COSA INSEGNA LA MADRE CHE RIFIUTA LA BIMBA CRESCIUTA IN UN ALTRO GREMBO

Vogliono un figlio a tutti i costi, si recano in Ucraina dove è legale la maternità surrogata. Siamo nell’estate del 2020. La bambina nasce, si chiama Luna. Ma, nei giorni scorsi, veniamo a sapere che la coppia che tanto ha fatto per avere quella bambina, inspiegabilmente, decide di abbandonarla.

Adesso i giornali cercano di rendere un po’ meno inspiegabile la faccenda e ricostruiscono quello che è successo. Non è un fattaccio di violenze o minacce e tanto meno di improvvise impossibilità economiche. È un vero e proprio dramma interiore. Della madre, soprattutto, di quella che avrebbe dovuto essere la madre.

Così le spiegazioni in agenzia: “Dopo qualche mese, erano sorte le prime discussioni tra papà e mamma. È stata la donna, secondo la prima ricostruzione, a non sentirsela più di crescere quella bambina nata da un’altra madre, surrogata, appunto.
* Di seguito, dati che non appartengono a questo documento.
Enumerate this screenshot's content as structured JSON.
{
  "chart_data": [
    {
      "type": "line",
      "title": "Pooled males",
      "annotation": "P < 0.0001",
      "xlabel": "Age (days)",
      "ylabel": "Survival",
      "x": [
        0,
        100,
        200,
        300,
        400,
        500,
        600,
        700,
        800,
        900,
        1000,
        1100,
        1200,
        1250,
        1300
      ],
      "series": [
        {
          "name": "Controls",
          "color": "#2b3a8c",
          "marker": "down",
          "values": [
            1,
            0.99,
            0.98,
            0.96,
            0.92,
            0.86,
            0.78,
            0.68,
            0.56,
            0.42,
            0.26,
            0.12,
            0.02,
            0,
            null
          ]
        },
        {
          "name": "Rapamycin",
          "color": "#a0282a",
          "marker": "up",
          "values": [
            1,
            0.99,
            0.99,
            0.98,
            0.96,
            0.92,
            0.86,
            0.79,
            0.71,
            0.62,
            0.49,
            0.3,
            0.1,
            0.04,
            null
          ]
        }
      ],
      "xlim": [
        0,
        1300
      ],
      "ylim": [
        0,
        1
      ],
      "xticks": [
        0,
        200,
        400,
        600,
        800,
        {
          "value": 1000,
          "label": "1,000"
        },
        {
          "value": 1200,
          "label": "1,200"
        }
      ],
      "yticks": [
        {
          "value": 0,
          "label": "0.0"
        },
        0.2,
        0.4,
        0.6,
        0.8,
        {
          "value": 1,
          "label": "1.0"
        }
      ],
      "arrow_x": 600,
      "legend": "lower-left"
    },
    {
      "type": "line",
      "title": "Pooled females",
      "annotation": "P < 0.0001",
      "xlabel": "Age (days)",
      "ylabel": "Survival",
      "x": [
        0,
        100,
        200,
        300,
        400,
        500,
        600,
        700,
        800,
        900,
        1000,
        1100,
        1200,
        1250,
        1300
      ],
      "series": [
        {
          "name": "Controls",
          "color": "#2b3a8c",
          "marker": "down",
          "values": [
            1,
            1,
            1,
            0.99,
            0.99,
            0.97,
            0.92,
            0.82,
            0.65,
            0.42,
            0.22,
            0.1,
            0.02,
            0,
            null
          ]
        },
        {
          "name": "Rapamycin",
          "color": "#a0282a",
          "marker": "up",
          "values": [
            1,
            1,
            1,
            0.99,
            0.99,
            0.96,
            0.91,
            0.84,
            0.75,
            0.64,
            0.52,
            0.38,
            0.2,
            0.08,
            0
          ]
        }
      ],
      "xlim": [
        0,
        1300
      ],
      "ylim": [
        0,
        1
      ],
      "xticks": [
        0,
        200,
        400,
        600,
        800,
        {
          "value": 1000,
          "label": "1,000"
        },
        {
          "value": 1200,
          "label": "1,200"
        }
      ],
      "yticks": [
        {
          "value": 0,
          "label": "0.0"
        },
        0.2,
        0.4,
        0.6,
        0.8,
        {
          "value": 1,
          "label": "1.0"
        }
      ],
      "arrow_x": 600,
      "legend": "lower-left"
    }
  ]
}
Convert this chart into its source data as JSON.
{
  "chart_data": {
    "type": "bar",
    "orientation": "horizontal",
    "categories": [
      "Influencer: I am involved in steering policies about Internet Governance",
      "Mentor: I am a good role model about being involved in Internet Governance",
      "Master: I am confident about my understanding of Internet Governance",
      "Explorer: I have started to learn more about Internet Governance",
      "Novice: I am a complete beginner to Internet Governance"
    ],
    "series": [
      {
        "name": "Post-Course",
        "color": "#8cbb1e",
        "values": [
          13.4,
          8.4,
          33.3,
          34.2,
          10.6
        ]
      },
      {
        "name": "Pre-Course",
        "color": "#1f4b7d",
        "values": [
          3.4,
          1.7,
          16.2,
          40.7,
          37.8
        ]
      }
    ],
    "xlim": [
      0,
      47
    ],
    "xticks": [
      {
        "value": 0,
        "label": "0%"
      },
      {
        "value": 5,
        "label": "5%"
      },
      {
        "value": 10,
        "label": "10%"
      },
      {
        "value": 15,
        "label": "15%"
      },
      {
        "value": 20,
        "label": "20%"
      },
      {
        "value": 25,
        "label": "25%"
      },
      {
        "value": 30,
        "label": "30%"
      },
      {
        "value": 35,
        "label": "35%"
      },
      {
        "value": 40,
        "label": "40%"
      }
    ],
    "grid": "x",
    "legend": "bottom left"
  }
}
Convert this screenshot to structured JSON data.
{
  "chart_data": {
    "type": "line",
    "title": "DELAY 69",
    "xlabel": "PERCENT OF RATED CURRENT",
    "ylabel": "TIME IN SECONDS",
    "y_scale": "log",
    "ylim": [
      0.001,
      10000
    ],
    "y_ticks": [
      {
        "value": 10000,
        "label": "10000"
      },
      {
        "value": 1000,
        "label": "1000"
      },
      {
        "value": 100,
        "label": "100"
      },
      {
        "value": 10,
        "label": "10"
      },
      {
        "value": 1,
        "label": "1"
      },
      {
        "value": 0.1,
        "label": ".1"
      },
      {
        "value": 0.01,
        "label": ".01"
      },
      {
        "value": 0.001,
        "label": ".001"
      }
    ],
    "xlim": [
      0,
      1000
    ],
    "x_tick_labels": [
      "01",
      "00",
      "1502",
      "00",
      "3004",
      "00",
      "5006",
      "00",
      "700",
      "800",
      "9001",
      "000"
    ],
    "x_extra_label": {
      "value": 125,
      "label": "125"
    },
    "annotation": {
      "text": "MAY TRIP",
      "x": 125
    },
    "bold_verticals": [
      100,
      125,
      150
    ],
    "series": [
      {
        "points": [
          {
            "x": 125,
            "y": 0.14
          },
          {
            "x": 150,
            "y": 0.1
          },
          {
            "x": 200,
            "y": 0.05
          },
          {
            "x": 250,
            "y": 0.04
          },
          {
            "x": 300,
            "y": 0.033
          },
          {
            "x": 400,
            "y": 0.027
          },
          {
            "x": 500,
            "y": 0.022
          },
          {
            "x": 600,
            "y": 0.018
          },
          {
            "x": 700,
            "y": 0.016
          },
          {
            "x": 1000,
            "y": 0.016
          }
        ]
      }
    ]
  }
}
Un sentimento che ha minato ogni giorno di più le sue convinzioni, travolgendo anche il marito”.

Da dove, tra le tante, due evidenze vengono fuori. La prima. La maternità è anche – anche, certo non esclusivamente – un rapporto fisico: una pancia materna che ospita un futuro cucciolo d’uomo. Si possono imbastire tutti gli arzigogoli possibili, ma da quella “cosa” lì non si può prescindere: la pancia, il grumo di cellule che grazie a quella pancia crescono e diventano un essere umano. Si tratta del corpo, insomma. In tanta retorica del virtuale, il fisico, il corporeo rivendica imperiosamente i suoi diritti.

La seconda. Per accettare un esserino nato da una maternità surrogata, bisogna ripensare precisamente quel rapporto: il bambino è stato ospitato nella pancia di un’altra, dunque. Il rapporto fisico c’è ancora, ovviamente: il bambino lo posso prendere in braccio, lo devo nutrire, pulire, cullare… Gli devo cantare la ninna nanna e raccontare la storia di cappuccetto rosso. Ma è cresciuto nella pancia di quella lontana madre non madre, che vive nella lontana Ucraina.

Tra la fecondazione degli inizi che viene dai genitori di Torino e la vita che viene dalla pancia della madre ucraina, un abisso. È l’abisso fra una cellula fecondata e una bambina che piange, ride e chiama “MaMa Ta TaTo, come parlotta lei in ucraino”: così raccontano sempre le notizie di agenzia. Le quali aggiungono pure che la bambina stringeva un peluche. E che già i giudici hanno avviato la procedura per concederla in adozione a un’altra famiglia di Torino.

Per scavalcare l’abisso tra la forza, quasi violenta, del corpo e la dolcezza delle relazioni da costruire su quel corpo, ci vuole una forza smisurata. E uno, se quella forza non ce l’ha, non se la può dare, come don Abbondio non poteva darsi il coraggio che non aveva.

Sicché la coppia e soprattutto la mamma di Torino che “non se l’è sentita” dicono cose importanti. Ed è difficile dargliela addosso. Ammirevoli, per l’entusiasmo degli inizi, ammirevoli per l’onestà di prendere atto che l’entusiasmo in realtà non aveva radici. Un vicenda, quindi, a modo suo, esemplare. Siamo tutti, in qualche modo, coraggiosi e impauriti come quel papà e quella mamma di Torino.